To optimize a product description, locate the product you want to edit, then click into the edit screen and look for the section labeled Description.

✅ Use an intro section (1-2 paragraphs) that describes key facts about the product. Think of the intro paragraph as the "elevator pitch" for your product, and include the most important points of difference that make your product desirable. 

✅ Use bullet points that list out the key features and benefits of a product. If you use more than one set of bullet points, make sure to label the different lists so that users and search engines can tell about the purpose of each list. 

✅ Avoid long blocks of uninterrupted text. Most users do not visit a webpage with the purpose of reading the entire thing from top to bottom. Most often, users are skimming a page to look for a specific bit of information, or for the portion of the page that's relevant to their search query.

Large blocks of text are intimidating and difficult to parse out into smaller "bite size" ideas. Break up your content into paragraphs of 2-5 sentences, with H2 headings placed every 2 or 3 paragraphs. 

✅ Use H2 headings to label different sections. Search engine crawlers use H2 tags the same way we use chapters in a book. Labeling the different sections of your content with H2 headings helps search engines understand the different sections of content, and H2 tags help users skim and  read the content faster and more efficiently. 

Want to learn more about H-tags? Click here to skip ahead to the Heading Tags mini-lesson.

✅ DON'T add unnecessary H1 tags. The H1 tag is a "top level" tag that should only appear once per page. Most Shopify themes are setup so that the page title automatically appears as an H1 at the top of the page. Remember, there should be only ONE H1 per page, so if you're adding subheadings to your product listings, use H2 tags only. 
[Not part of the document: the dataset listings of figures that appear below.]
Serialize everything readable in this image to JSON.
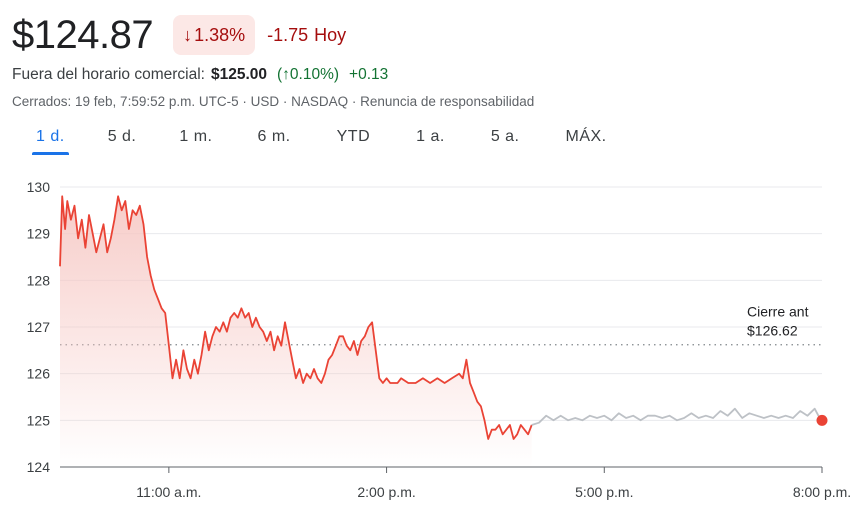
{
  "header": {
    "price": "$124.87",
    "change_arrow": "↓",
    "change_pct": "1.38%",
    "change_abs": "-1.75",
    "change_period": "Hoy"
  },
  "after_hours": {
    "label": "Fuera del horario comercial:",
    "price": "$125.00",
    "pct": "(↑0.10%)",
    "abs": "+0.13"
  },
  "meta": "Cerrados: 19 feb, 7:59:52 p.m. UTC-5 · USD · NASDAQ · Renuncia de responsabilidad",
  "tabs": [
    {
      "label": "1 d.",
      "active": true
    },
    {
      "label": "5 d.",
      "active": false
    },
    {
      "label": "1 m.",
      "active": false
    },
    {
      "label": "6 m.",
      "active": false
    },
    {
      "label": "YTD",
      "active": false
    },
    {
      "label": "1 a.",
      "active": false
    },
    {
      "label": "5 a.",
      "active": false
    },
    {
      "label": "MÁX.",
      "active": false
    }
  ],
  "colors": {
    "regular": "#ea4335",
    "afterhours": "#bdc1c6",
    "fill_top": "#f6c7c3",
    "gridline": "#e8eaed",
    "baseline": "#5f6368",
    "prev_close_line": "#80868b"
  },
  "chart_data": {
    "type": "line",
    "ylim": [
      124,
      130
    ],
    "yticks": [
      "124",
      "125",
      "126",
      "127",
      "128",
      "129",
      "130"
    ],
    "xlim_hours": [
      9.5,
      20.0
    ],
    "xticks": [
      {
        "label": "11:00 a.m.",
        "hour": 11
      },
      {
        "label": "2:00 p.m.",
        "hour": 14
      },
      {
        "label": "5:00 p.m.",
        "hour": 17
      },
      {
        "label": "8:00 p.m.",
        "hour": 20
      }
    ],
    "prev_close": 126.62,
    "prev_close_label": "Cierre ant",
    "prev_close_value_label": "$126.62",
    "series": [
      {
        "kind": "regular",
        "x": [
          9.5,
          9.53,
          9.57,
          9.6,
          9.65,
          9.7,
          9.75,
          9.8,
          9.85,
          9.9,
          9.95,
          10.0,
          10.05,
          10.1,
          10.15,
          10.2,
          10.25,
          10.3,
          10.35,
          10.4,
          10.45,
          10.5,
          10.55,
          10.6,
          10.65,
          10.7,
          10.75,
          10.8,
          10.85,
          10.9,
          10.95,
          11.0,
          11.05,
          11.1,
          11.15,
          11.2,
          11.25,
          11.3,
          11.35,
          11.4,
          11.45,
          11.5,
          11.55,
          11.6,
          11.65,
          11.7,
          11.75,
          11.8,
          11.85,
          11.9,
          11.95,
          12.0,
          12.05,
          12.1,
          12.15,
          12.2,
          12.25,
          12.3,
          12.35,
          12.4,
          12.45,
          12.5,
          12.55,
          12.6,
          12.65,
          12.7,
          12.75,
          12.8,
          12.85,
          12.9,
          12.95,
          13.0,
          13.05,
          13.1,
          13.15,
          13.2,
          13.25,
          13.3,
          13.35,
          13.4,
          13.45,
          13.5,
          13.55,
          13.6,
          13.65,
          13.7,
          13.75,
          13.8,
          13.85,
          13.9,
          13.95,
          14.0,
          14.05,
          14.1,
          14.15,
          14.2,
          14.3,
          14.4,
          14.5,
          14.6,
          14.7,
          14.8,
          14.9,
          15.0,
          15.05,
          15.1,
          15.15,
          15.2,
          15.25,
          15.3,
          15.35,
          15.4,
          15.45,
          15.5,
          15.55,
          15.6,
          15.65,
          15.7,
          15.75,
          15.8,
          15.85,
          15.9,
          15.95,
          16.0
        ],
        "y": [
          128.3,
          129.8,
          129.1,
          129.7,
          129.3,
          129.6,
          128.9,
          129.3,
          128.7,
          129.4,
          129.0,
          128.6,
          128.9,
          129.2,
          128.6,
          128.9,
          129.3,
          129.8,
          129.5,
          129.7,
          129.1,
          129.5,
          129.4,
          129.6,
          129.2,
          128.5,
          128.1,
          127.8,
          127.6,
          127.4,
          127.3,
          126.6,
          125.9,
          126.3,
          125.9,
          126.5,
          126.1,
          125.9,
          126.3,
          126.0,
          126.4,
          126.9,
          126.5,
          126.8,
          127.0,
          126.9,
          127.1,
          126.9,
          127.2,
          127.3,
          127.2,
          127.4,
          127.2,
          127.3,
          127.0,
          127.2,
          127.0,
          126.9,
          126.7,
          126.9,
          126.5,
          126.8,
          126.6,
          127.1,
          126.7,
          126.3,
          125.9,
          126.1,
          125.8,
          126.0,
          125.9,
          126.1,
          125.9,
          125.8,
          126.0,
          126.3,
          126.4,
          126.6,
          126.8,
          126.8,
          126.6,
          126.5,
          126.7,
          126.4,
          126.7,
          126.8,
          127.0,
          127.1,
          126.5,
          125.9,
          125.8,
          125.9,
          125.8,
          125.8,
          125.8,
          125.9,
          125.8,
          125.8,
          125.9,
          125.8,
          125.9,
          125.8,
          125.9,
          126.0,
          125.9,
          126.3,
          125.8,
          125.6,
          125.4,
          125.3,
          125.0,
          124.6,
          124.8,
          124.8,
          124.9,
          124.7,
          124.8,
          124.9,
          124.6,
          124.7,
          124.9,
          124.8,
          124.7,
          124.9
        ]
      },
      {
        "kind": "afterhours",
        "x": [
          16.0,
          16.1,
          16.2,
          16.3,
          16.4,
          16.5,
          16.6,
          16.7,
          16.8,
          16.9,
          17.0,
          17.1,
          17.2,
          17.3,
          17.4,
          17.5,
          17.6,
          17.7,
          17.8,
          17.9,
          18.0,
          18.1,
          18.2,
          18.3,
          18.4,
          18.5,
          18.6,
          18.7,
          18.8,
          18.9,
          19.0,
          19.1,
          19.2,
          19.3,
          19.4,
          19.5,
          19.6,
          19.7,
          19.8,
          19.9,
          19.95,
          20.0
        ],
        "y": [
          124.9,
          124.95,
          125.1,
          125.0,
          125.1,
          125.0,
          125.05,
          125.0,
          125.1,
          125.05,
          125.1,
          125.0,
          125.15,
          125.05,
          125.1,
          125.0,
          125.1,
          125.1,
          125.05,
          125.1,
          125.0,
          125.05,
          125.15,
          125.05,
          125.1,
          125.05,
          125.2,
          125.1,
          125.25,
          125.05,
          125.15,
          125.1,
          125.05,
          125.1,
          125.05,
          125.1,
          125.05,
          125.2,
          125.1,
          125.25,
          125.1,
          125.0
        ]
      }
    ],
    "last_point": {
      "hour": 20.0,
      "value": 125.0
    }
  }
}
✅ About heading font sizes: Most website themes will attach unique styling to the various heading tags. However the styling of a heading tag (the font, color, or font size) is not a ranking factor in search engines. Do not use heading tags as a stand-in for design elements or to add extra space between paragraphs.  



Part 8: How to use Heading Tags (H1, H2, etc)

Header tags, also known as heading tags or H-tags, are used to separate and organize the various sections of a webpage. H-tags rank in order of importance, from H1 to H6, with H1 being the title, or most "important" tag. Header tags are a very important part of SEO because they improve readability and give a better user experience.

The example below illustrates the hierarchal ordering of H-tags. 

This is an H1 tag 

this is an H2 tag, it is a subheading of the H1 tag ↑

this is an H3 tag, it is a subheading of the nearest preceding H2 ↑

this is an H4 tag, a subheading of the nearest preceding H3 ↑

this is an H5 tag, subheading of nearest preceding H4 ↑

this is an H2 tag, a subheading of the nearest preceding H1 tag (yes, the one at the beginning of this example ↑


How to create an H2 tag in Shopify: 

  1. highlight a line of text in the description field
  2. click the PARAGRAPH drop down
  3. select HEADING 2 from the list of options.